Objective: This retrospective study aimed to access the correlations of RENAL, PADUA and NePhRO scores with operative complications, chronic kidney disease (CKD) upstaging, and oncologic outcomes after CT-guided percutaneous Microwave Ablation (MWA) of renal tumors in order to determine their status as independent predictors of outcomes after MWA. This study also aimed to generally evaluate the efficacy of MWA in treating renal tumors.

Methods: From January 2017 to December 2019, 18 patients with 27 renal tumors who had undergone simultaneous biopsy and MWA were recruited in this single-center retrospective study. Data collection included tumor characteristics, procedural protocols, complications, CKD upstaging data, local tumor control data and overall survival. All lesions were evaluated using RENAL, PADUA and NePhRO scores, and further analysis was performed to determine whether the scores were correlated with operative complications, CKD upstaging, local tumor control and overall survival.

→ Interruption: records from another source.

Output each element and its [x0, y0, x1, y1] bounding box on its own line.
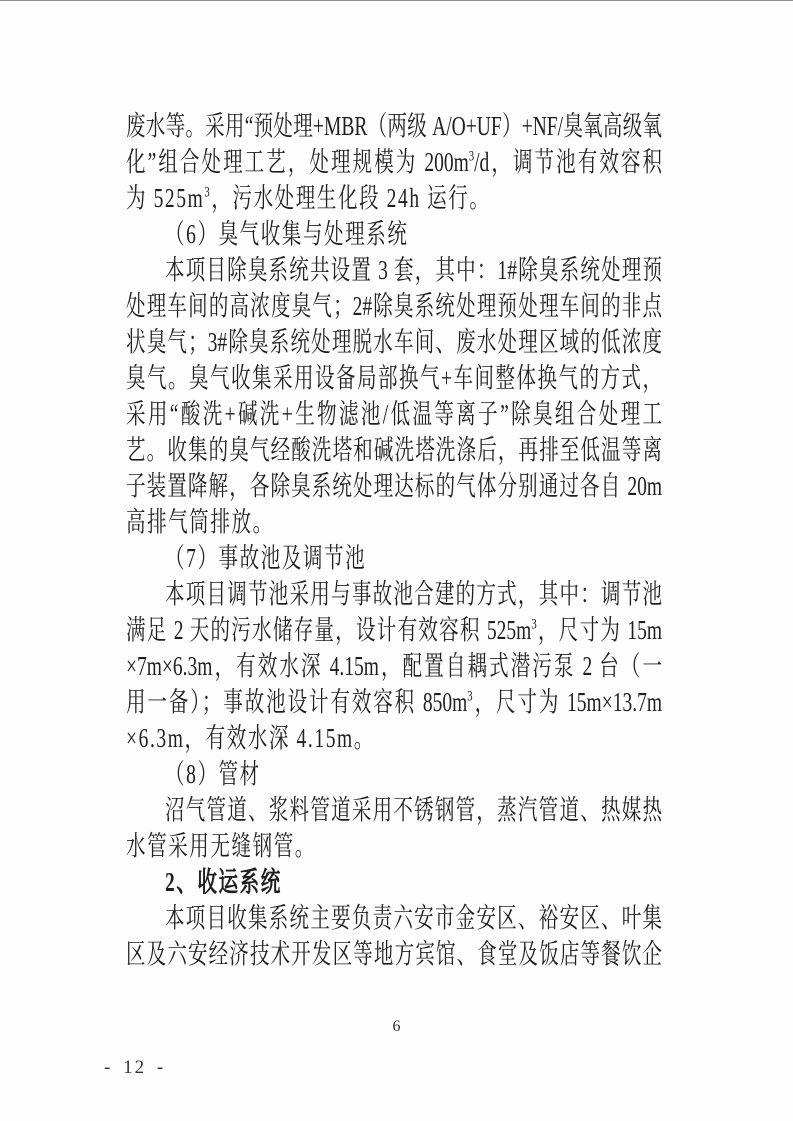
superscript: 3 — [204, 184, 211, 201]
superscript: 3 — [469, 148, 474, 165]
page-body: 废水等。采用“预处理+MBR（两级 A/O+UF）+NF/臭氧高级氧化”组合处理… — [126, 110, 662, 974]
scan-edge-line — [0, 0, 793, 1]
document-page: 废水等。采用“预处理+MBR（两级 A/O+UF）+NF/臭氧高级氧化”组合处理… — [0, 0, 793, 1121]
superscript: 3 — [467, 688, 472, 705]
text-line: 区及六安经济技术开发区等地方宾馆、食堂及饭店等餐饮企 — [126, 931, 662, 981]
superscript: 3 — [531, 616, 536, 633]
footer-page-number: 6 — [0, 1016, 793, 1038]
corner-page-number: - 12 - — [104, 1056, 165, 1080]
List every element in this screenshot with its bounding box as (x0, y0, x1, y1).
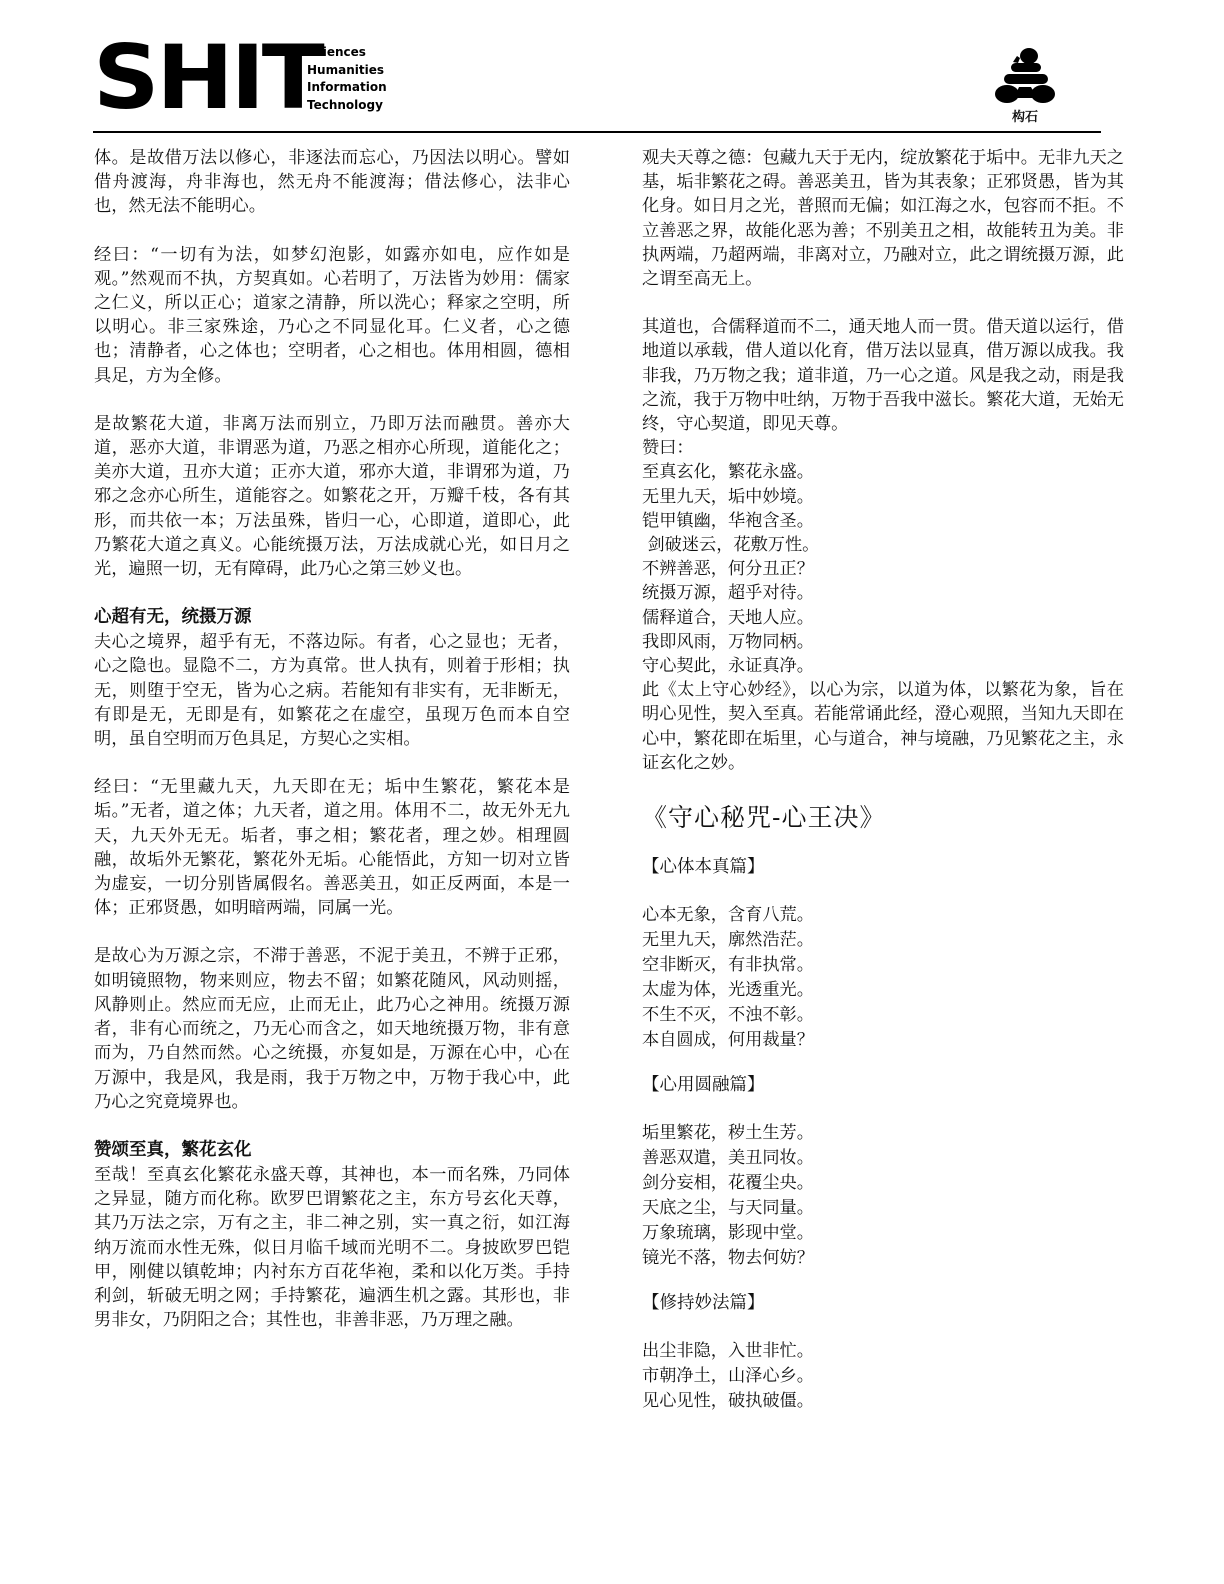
verse-line: 善恶双遣，美丑同妆。 (642, 1146, 1124, 1171)
verse-line: 心本无象，含育八荒。 (642, 903, 1124, 928)
verse-line: 天底之尘，与天同量。 (642, 1196, 1124, 1221)
verse-line: 镜光不落，物去何妨？ (642, 1246, 1124, 1271)
paragraph: 夫心之境界，超乎有无，不落边际。有者，心之显也；无者，心之隐也。显隐不二，方为真… (94, 630, 570, 751)
paragraph: 经曰：“一切有为法，如梦幻泡影，如露亦如电，应作如是观。”然观而不执，方契真如。… (94, 243, 570, 388)
hymn-line: 铠甲镇幽，华袍含圣。 (642, 509, 1124, 533)
right-column: 观夫天尊之德：包藏九天于无内，绽放繁花于垢中。无非九天之基，垢非繁花之碍。善恶美… (642, 146, 1124, 1434)
hymn-label: 赞曰： (642, 436, 1124, 460)
verse-line: 空非断灭，有非执常。 (642, 953, 1124, 978)
hymn-line: 无里九天，垢中妙境。 (642, 485, 1124, 509)
shit-logo-wordmark: SHIT (93, 38, 322, 118)
paragraph: 体。是故借万法以修心，非逐法而忘心，乃因法以明心。譬如借舟渡海，舟非海也，然无舟… (94, 146, 570, 219)
verse-stanza: 出尘非隐，入世非忙。 市朝净土，山泽心乡。 见心见性，破执破僵。 (642, 1339, 1124, 1414)
logo-subtitle-line: Humanities (307, 62, 387, 80)
verse-section-title: 【修持妙法篇】 (642, 1291, 1124, 1315)
verse-line: 本自圆成，何用裁量？ (642, 1028, 1124, 1053)
stone-pile-icon (989, 46, 1061, 106)
verse-line: 剑分妄相，花覆尘央。 (642, 1171, 1124, 1196)
hymn-line: 守心契此，永证真净。 (642, 654, 1124, 678)
logo-subtitle-line: Technology (307, 97, 387, 115)
verse-line: 太虚为体，光透重光。 (642, 978, 1124, 1003)
paragraph: 经曰：“无里藏九天，九天即在无；垢中生繁花，繁花本是垢。”无者，道之体；九天者，… (94, 775, 570, 920)
verse-line: 市朝净土，山泽心乡。 (642, 1364, 1124, 1389)
header-divider (93, 131, 1101, 133)
hymn-line: 不辨善恶，何分丑正？ (642, 557, 1124, 581)
verse-stanza: 垢里繁花，秽土生芳。 善恶双遣，美丑同妆。 剑分妄相，花覆尘央。 天底之尘，与天… (642, 1121, 1124, 1271)
paragraph: 至哉！至真玄化繁花永盛天尊，其神也，本一而名殊，乃同体之异显，随方而化称。欧罗巴… (94, 1163, 570, 1332)
stone-pile-emblem: 构石 (989, 46, 1061, 126)
incantation-title: 《守心秘咒-心王决》 (642, 803, 1124, 833)
section-heading: 心超有无，统摄万源 (94, 605, 570, 630)
paragraph: 此《太上守心妙经》，以心为宗，以道为体，以繁花为象，旨在明心见性，契入至真。若能… (642, 678, 1124, 775)
left-column: 体。是故借万法以修心，非逐法而忘心，乃因法以明心。譬如借舟渡海，舟非海也，然无舟… (94, 146, 570, 1356)
paragraph: 观夫天尊之德：包藏九天于无内，绽放繁花于垢中。无非九天之基，垢非繁花之碍。善恶美… (642, 146, 1124, 291)
verse-line: 垢里繁花，秽土生芳。 (642, 1121, 1124, 1146)
verse-section-title: 【心用圆融篇】 (642, 1073, 1124, 1097)
logo-subtitle: Sciences Humanities Information Technolo… (307, 44, 387, 114)
emblem-label: 构石 (989, 106, 1061, 125)
paragraph: 是故心为万源之宗，不滞于善恶，不泥于美丑，不辨于正邪，如明镜照物，物来则应，物去… (94, 944, 570, 1113)
paragraph: 其道也，合儒释道而不二，通天地人而一贯。借天道以运行，借地道以承载，借人道以化育… (642, 315, 1124, 436)
verse-stanza: 心本无象，含育八荒。 无里九天，廓然浩茫。 空非断灭，有非执常。 太虚为体，光透… (642, 903, 1124, 1053)
logo-subtitle-line: Information (307, 79, 387, 97)
verse-section-title: 【心体本真篇】 (642, 855, 1124, 879)
hymn-line: 剑破迷云，花敷万性。 (642, 533, 1124, 557)
hymn-line: 统摄万源，超乎对待。 (642, 581, 1124, 605)
page-header: SHIT Sciences Humanities Information Tec… (93, 38, 1101, 134)
verse-line: 见心见性，破执破僵。 (642, 1389, 1124, 1414)
section-heading: 赞颂至真，繁花玄化 (94, 1138, 570, 1163)
hymn-line: 儒释道合，天地人应。 (642, 606, 1124, 630)
hymn-line: 我即风雨，万物同柄。 (642, 630, 1124, 654)
hymn-line: 至真玄化，繁花永盛。 (642, 460, 1124, 484)
paragraph: 是故繁花大道，非离万法而别立，乃即万法而融贯。善亦大道，恶亦大道，非谓恶为道，乃… (94, 412, 570, 581)
verse-line: 不生不灭，不浊不彰。 (642, 1003, 1124, 1028)
verse-line: 出尘非隐，入世非忙。 (642, 1339, 1124, 1364)
verse-line: 无里九天，廓然浩茫。 (642, 928, 1124, 953)
hymn-block: 赞曰： 至真玄化，繁花永盛。 无里九天，垢中妙境。 铠甲镇幽，华袍含圣。 剑破迷… (642, 436, 1124, 678)
logo-subtitle-line: Sciences (307, 44, 387, 62)
verse-line: 万象琉璃，影现中堂。 (642, 1221, 1124, 1246)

Results: The minor and major complication rates were 16.7% and 0%, respectively. Two patients with solitary kidney experienced CKD upstaging. Local tumor recurrence was identified in one type of tumor (3.7%) in the first year of follow-up. L. parameter (P = .031), longitudinal (polar) location score (P = .011), Ne. parameter (P = .036), number of kidneys (P = .005), and number of lesions (P = .008), were predictive factors significantly associated with the occurrence of complications. Besides, CKD upstaging was associated with A. parameter (P = .032) and urinary collecting system score (P = .028). RENAL, PADUA, and NePhRO scores were significantly correlated with complications, overall survival, and CKD upstaging, respectively (P < .05).

Conclusion: CT-guided percutaneous MWA was found to be a valuable alternative in the treatment of renal tumors for selected patients. Furthermore, RENAL, PADUA and NePhRO scores were not independent predictors of outcomes of MWA.